Oil Production in the Gulf Continues to be AffectedBy Antonio Trujillo | Tue, 09/28/2021 - 11:19
Up to 16 percent of oil production in the Gulf of Mexico is still offline, following the two recent hurricanes which greatly damaged infrastructure and operations.
Hurricane Ida and Hurricane Nicholas’ aftermath in oil production in the Gulf keeps taking its toll. According to the United States Bureau of Safety and Environmental Enforcement (BSEE), up to 16 percent of crude oil production, approximately 300,000 barrels per day, is offline as companies deal with damage control and restoration. Ida’s effects in particular are expected to linger, as revealed by the bureau’s final report on devastation.
The same report shows that 31 production platforms are still evacuated, all of them located offshore in the Gulf. Gas production has suffered as well, with approximately 25 percent of production offline. Moreover, the report revealed that Hurricane Ida is “responsible for the largest-ever initial loss of crude oil production in the U.S. Gulf of Mexico from a hurricane.” Indeed, at the time it hit, Ida took with itself almost the entire oil production capabilities in the U.S. part of the Gulf, and up until Sept. 14, about half remained shut down.
While companies are doing their best to cope with damages, others have had to take more severe measures. For instance, Shell has revealed that operations in at least one of its platforms are likely to remain offline for the remainder of the year due to the damage it took, affecting next year’s output already. For instance, a refinery owned by Phillips 66 has been shut down for good, foregoing all repair efforts.

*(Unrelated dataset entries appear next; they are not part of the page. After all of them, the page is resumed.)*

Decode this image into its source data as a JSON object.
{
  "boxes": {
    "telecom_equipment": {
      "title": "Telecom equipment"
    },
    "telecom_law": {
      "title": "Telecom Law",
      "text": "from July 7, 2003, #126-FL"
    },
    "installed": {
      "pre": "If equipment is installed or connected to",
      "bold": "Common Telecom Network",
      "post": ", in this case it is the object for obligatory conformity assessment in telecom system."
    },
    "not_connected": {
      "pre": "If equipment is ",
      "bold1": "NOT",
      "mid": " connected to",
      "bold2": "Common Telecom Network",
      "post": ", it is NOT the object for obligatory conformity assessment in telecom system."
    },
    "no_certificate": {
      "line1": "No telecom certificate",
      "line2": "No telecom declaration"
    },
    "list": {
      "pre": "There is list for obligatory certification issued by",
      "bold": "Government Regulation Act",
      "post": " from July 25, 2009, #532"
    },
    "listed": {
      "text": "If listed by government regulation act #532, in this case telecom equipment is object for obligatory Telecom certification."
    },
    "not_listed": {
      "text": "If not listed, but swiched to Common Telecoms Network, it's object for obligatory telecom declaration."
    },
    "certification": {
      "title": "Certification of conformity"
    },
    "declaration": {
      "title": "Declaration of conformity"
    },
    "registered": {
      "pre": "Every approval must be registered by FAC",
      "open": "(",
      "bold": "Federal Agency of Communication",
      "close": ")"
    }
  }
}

The effects from both hurricanes on production have rightfully affected prices as well. On Thursday, Brent crude reached its highest level in over two months, caused by soaring fuel demand and depletion of crude inventories; it went for US$77.25 a barrel, a 1.4 percent increase and its highest since mid-July. On its part, West Texas Intermediate (WTI) went for US$73.3 a barrel, for a 1.5 percent increase.
Phil Flynn, Senior Analyst at Price Futures Group, said “the reality is setting in - there's more talk about global inventories tightening and there are concerns about supply issues going into winter,” referring to growing concerns about the offline facilities. Moreover, OPEC countries have struggled to increase their output due to pandemic-related delayed maintenance works.
Recently, MBN has reported on the aftermath of both hurricanes and their effects on production. Ida caused gasoline prices to rise as early this month where up to 95 percent of operations were halted, and by the time Tropical Storm Nicholas made its way too, about half of production was still shut down.